The exhibition subsequently moved to The Queensland Art Gallery in Brisbane, Australia, then New York City at the Bard Graduate Center of Decorative Arts, Design History and Material Culture. Its final venue was The Peabody Essex Museum in Salem Massachusetts. It was noted as the second most visited decorative arts exhibition in the world, second only to American Woman at the Metropolitan Museum of Art in New York.

== Stephen Jones & The Accent of Fashion ==
This exhibition in 2010 at MoMuFashion Museum in Antwerp, Belgium celebrated 30 years of Stephen Jones Millinery. MoMu houses the largest collection of SJ hats, in 2010 more than 120 items thanks to a long term loan by the Antwerp private collectors Geert Bruloot and Eddy Michaels. This exhibition examined the various themes present in his work; Adventure, Science, Rococo, Glamour, Spotlight, and his unique relationship with fashion icon Anna Piaggi. It displayed his collaborations with full looks from, Azzedine Alaia, John Galliano, Claude Montana, Walter van Beirendonck, Vivienne Westwood, Comme des Garçons, Thierry Mugler, Marc Jacobs, and Christian Dior. After a successful run in Belgium it travelled in 2011 to The Vakko Fashion Institute, Istanbul, where it showcased Asian inspiration.

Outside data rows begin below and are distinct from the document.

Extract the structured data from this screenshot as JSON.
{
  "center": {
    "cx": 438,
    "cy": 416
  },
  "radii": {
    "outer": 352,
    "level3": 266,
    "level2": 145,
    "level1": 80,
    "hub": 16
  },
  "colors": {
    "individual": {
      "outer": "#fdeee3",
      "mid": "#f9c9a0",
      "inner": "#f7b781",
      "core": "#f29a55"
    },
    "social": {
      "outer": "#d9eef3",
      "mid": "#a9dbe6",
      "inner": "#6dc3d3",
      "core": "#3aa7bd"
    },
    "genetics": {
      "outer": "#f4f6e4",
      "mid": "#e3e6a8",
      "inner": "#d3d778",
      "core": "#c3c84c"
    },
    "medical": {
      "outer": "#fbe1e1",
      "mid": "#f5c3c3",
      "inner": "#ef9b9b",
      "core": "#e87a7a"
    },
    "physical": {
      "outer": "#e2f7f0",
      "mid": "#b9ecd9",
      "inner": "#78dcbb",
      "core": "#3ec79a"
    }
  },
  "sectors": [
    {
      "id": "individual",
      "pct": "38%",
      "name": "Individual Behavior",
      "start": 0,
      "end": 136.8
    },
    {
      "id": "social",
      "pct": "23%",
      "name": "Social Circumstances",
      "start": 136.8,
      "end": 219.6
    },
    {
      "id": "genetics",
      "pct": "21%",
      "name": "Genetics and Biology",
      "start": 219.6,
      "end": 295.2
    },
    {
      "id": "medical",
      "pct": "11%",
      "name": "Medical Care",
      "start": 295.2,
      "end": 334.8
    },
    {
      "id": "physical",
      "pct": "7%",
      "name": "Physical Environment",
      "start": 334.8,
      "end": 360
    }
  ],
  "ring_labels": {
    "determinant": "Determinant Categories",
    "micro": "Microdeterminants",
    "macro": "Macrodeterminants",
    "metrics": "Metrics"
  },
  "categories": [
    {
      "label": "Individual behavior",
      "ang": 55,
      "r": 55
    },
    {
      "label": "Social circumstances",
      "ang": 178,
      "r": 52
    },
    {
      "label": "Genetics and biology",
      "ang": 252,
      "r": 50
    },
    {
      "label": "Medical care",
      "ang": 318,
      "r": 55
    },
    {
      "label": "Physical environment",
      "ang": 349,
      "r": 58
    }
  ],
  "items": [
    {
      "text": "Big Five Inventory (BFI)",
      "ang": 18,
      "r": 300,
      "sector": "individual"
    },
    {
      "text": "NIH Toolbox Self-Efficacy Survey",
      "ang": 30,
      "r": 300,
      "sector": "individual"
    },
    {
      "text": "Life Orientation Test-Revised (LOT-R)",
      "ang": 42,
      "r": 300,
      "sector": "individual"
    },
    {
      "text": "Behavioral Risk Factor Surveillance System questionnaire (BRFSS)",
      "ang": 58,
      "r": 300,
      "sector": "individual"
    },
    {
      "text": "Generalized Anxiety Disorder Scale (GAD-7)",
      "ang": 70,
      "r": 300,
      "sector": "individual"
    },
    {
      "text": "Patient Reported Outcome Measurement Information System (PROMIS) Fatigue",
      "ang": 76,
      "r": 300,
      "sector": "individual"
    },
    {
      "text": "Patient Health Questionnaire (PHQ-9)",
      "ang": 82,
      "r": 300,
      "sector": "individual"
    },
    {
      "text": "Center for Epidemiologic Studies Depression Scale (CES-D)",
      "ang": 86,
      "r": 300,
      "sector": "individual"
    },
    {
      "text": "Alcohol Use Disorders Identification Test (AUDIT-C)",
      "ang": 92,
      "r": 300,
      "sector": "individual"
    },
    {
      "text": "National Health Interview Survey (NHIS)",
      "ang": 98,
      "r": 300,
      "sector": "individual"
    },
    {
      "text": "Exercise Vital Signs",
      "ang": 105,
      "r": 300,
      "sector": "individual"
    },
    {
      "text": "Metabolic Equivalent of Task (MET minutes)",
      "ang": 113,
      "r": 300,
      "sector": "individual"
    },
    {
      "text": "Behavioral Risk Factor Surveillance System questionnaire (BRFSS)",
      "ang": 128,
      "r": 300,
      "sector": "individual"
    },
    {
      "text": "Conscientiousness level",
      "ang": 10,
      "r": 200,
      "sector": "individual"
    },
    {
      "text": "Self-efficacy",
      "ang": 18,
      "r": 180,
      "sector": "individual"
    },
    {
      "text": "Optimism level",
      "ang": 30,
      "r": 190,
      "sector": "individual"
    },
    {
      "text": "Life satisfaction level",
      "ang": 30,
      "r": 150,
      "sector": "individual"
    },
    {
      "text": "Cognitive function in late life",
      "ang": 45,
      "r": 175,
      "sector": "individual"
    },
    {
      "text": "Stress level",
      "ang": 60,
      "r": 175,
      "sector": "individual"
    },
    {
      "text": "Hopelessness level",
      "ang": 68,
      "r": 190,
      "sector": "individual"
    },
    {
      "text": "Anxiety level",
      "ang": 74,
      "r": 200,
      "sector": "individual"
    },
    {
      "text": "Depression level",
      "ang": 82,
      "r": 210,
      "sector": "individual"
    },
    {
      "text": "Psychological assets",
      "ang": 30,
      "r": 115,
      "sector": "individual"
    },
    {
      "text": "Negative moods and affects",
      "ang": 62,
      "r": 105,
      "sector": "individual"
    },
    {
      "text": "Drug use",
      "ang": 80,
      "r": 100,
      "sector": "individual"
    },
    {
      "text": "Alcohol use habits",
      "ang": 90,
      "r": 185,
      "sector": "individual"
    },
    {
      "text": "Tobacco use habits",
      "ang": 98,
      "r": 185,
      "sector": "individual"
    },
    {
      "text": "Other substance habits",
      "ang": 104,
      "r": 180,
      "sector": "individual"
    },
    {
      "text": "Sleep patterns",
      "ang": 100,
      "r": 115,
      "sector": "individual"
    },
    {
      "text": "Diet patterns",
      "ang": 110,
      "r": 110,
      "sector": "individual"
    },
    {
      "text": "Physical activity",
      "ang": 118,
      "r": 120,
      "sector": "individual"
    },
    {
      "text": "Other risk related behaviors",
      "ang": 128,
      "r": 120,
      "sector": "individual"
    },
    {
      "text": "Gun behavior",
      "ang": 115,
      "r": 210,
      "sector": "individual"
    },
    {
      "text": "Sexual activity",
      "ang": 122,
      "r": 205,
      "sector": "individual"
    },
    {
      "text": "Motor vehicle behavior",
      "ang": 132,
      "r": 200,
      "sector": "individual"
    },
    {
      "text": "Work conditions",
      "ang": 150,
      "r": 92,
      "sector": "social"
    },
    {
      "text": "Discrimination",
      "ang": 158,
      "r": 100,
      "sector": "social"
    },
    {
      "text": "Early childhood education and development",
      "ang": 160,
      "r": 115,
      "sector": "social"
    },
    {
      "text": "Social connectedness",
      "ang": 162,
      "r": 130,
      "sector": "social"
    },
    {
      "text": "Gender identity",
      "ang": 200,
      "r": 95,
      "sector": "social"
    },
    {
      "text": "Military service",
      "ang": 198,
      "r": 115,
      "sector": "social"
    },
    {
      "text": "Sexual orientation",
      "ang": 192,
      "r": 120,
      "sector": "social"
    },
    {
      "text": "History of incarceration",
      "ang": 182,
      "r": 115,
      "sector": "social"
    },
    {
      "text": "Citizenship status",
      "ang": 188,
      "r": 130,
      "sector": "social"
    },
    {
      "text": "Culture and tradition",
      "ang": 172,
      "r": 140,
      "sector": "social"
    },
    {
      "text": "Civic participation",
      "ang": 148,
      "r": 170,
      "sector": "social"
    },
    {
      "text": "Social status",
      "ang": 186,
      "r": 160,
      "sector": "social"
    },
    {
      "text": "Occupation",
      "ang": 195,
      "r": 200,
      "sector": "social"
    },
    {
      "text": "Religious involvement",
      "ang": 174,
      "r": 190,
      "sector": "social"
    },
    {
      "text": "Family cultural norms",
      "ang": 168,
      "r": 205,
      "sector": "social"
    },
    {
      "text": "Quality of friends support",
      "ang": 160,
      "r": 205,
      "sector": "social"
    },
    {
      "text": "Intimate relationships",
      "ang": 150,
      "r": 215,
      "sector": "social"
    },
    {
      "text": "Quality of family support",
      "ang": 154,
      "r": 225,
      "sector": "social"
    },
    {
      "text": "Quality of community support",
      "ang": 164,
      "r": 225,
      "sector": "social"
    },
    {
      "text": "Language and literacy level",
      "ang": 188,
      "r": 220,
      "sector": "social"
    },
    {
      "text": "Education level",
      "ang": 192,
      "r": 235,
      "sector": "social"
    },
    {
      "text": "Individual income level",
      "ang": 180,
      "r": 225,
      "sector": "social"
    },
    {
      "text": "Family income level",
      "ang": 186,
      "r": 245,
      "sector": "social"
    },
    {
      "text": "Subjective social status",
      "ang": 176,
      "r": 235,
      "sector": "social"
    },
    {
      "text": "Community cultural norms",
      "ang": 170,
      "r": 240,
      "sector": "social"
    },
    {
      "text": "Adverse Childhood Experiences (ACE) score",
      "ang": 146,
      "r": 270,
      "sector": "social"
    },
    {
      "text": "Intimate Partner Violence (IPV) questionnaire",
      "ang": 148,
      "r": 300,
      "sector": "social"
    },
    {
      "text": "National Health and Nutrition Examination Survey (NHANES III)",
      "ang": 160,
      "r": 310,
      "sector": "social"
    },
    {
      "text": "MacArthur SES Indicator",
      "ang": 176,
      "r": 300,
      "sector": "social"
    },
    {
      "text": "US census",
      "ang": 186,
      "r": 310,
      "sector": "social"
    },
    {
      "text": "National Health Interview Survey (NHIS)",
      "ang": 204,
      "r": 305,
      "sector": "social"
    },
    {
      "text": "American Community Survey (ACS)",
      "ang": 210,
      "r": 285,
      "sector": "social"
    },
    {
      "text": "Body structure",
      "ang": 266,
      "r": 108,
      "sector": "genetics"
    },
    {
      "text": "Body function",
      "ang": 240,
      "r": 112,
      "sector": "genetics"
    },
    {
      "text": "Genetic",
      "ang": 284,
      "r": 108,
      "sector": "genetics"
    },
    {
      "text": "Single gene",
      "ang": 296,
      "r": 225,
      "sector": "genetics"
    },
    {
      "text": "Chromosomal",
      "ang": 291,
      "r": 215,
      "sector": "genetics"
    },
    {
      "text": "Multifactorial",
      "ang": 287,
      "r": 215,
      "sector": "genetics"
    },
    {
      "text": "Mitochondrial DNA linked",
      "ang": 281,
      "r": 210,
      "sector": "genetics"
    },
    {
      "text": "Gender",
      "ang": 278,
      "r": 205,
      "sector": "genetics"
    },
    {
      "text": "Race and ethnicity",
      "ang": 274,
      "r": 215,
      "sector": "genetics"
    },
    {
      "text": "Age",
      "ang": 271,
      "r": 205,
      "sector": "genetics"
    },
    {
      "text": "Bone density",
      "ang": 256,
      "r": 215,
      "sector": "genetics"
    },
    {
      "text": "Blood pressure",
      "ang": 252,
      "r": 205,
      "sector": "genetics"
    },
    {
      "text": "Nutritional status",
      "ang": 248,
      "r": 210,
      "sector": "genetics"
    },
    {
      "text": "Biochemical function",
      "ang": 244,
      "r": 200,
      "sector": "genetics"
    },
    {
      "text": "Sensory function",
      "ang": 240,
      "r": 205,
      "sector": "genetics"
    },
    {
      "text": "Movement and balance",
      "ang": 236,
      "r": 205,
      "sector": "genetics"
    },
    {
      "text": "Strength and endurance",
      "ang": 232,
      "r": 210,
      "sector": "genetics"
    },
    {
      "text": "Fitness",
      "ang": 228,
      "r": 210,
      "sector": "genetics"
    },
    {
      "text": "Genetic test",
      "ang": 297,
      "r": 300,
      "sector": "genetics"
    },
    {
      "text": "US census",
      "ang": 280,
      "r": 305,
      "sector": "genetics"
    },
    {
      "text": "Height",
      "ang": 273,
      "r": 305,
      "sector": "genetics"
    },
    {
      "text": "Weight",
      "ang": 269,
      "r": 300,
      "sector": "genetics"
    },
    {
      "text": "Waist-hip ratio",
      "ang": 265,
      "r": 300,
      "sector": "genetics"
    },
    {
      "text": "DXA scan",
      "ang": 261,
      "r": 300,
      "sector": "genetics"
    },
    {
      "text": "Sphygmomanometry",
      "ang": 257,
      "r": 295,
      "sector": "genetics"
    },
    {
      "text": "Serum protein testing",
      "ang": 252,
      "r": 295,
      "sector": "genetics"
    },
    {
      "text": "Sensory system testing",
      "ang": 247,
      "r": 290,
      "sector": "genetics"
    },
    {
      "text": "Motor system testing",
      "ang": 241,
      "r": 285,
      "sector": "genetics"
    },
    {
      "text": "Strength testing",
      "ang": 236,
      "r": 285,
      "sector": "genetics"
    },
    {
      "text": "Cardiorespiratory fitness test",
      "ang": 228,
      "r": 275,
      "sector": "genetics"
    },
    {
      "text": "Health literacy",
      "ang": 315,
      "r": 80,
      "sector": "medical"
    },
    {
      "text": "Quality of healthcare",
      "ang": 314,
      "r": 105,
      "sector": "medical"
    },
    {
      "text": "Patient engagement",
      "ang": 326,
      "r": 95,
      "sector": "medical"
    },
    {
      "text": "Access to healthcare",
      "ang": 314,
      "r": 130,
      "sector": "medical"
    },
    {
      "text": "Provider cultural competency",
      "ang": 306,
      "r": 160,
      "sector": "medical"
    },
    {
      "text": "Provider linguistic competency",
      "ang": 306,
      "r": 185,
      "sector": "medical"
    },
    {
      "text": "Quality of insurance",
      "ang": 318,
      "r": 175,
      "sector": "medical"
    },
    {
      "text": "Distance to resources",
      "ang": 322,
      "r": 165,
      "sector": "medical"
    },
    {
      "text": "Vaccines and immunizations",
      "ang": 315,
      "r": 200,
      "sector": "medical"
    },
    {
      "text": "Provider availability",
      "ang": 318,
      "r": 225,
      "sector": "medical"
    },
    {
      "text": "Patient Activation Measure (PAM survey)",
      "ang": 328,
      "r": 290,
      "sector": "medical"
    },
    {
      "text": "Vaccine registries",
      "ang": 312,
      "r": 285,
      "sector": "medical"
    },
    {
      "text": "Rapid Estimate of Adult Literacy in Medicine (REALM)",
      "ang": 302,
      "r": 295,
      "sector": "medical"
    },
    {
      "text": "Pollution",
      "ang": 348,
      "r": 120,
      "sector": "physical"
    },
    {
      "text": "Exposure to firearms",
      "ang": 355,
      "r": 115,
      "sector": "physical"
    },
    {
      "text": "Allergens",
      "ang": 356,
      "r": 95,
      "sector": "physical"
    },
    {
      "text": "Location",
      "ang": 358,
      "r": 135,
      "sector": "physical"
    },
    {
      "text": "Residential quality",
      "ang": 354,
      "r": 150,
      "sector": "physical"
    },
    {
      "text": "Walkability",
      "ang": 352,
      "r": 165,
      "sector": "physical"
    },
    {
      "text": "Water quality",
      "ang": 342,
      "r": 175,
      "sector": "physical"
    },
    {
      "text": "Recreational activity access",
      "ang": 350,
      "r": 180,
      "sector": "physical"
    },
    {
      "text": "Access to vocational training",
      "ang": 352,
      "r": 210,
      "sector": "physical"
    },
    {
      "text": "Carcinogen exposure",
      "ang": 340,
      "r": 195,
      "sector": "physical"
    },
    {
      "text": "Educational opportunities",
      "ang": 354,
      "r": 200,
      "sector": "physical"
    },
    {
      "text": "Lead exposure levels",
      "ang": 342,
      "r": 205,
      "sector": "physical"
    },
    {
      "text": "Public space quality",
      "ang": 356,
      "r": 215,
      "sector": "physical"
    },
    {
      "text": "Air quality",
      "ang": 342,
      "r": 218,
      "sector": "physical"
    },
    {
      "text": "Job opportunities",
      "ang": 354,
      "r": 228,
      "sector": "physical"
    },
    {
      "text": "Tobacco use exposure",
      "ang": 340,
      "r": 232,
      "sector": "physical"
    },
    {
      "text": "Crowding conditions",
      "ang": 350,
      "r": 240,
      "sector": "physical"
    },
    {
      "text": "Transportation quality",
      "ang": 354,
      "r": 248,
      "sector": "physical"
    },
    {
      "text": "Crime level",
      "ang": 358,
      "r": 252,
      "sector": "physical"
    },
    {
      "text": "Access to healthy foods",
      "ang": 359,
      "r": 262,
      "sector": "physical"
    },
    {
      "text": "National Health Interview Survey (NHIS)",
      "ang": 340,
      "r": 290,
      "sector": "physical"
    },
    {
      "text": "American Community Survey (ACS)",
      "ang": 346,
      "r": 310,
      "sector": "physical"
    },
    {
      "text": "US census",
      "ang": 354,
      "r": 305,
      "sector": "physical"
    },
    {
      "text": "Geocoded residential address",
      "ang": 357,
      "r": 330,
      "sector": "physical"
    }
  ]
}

== Stephen Jones, Chapeaux d'artiste ==
The exhibition 'Stephen Jones, chapeaux d'artiste', at the Palais Galliera in October 2024 - March 2025 For the first time in over forty years at the Palais Galliera, an exhibition was devoted entirely to an accessory, the hat, treating it as a work of art in its own right. The exhibition focuses on Stephen Jones's creative process, the sources of inspiration behind his pieces, and the role of Paris in his work.

There were close to 400 works in the exhibition, including more than 170 hats, as well as Jones's archives (preparatory drawings, photographs, extracts from fashion shows, etc.) and around forty silhouettes complete with clothes and hats. These 'looks' were an indicator of the collaboration between Stephen Jones and some of the world's leading fashion houses, in particular Christian Dior, who he has worked with for nearly thirty years.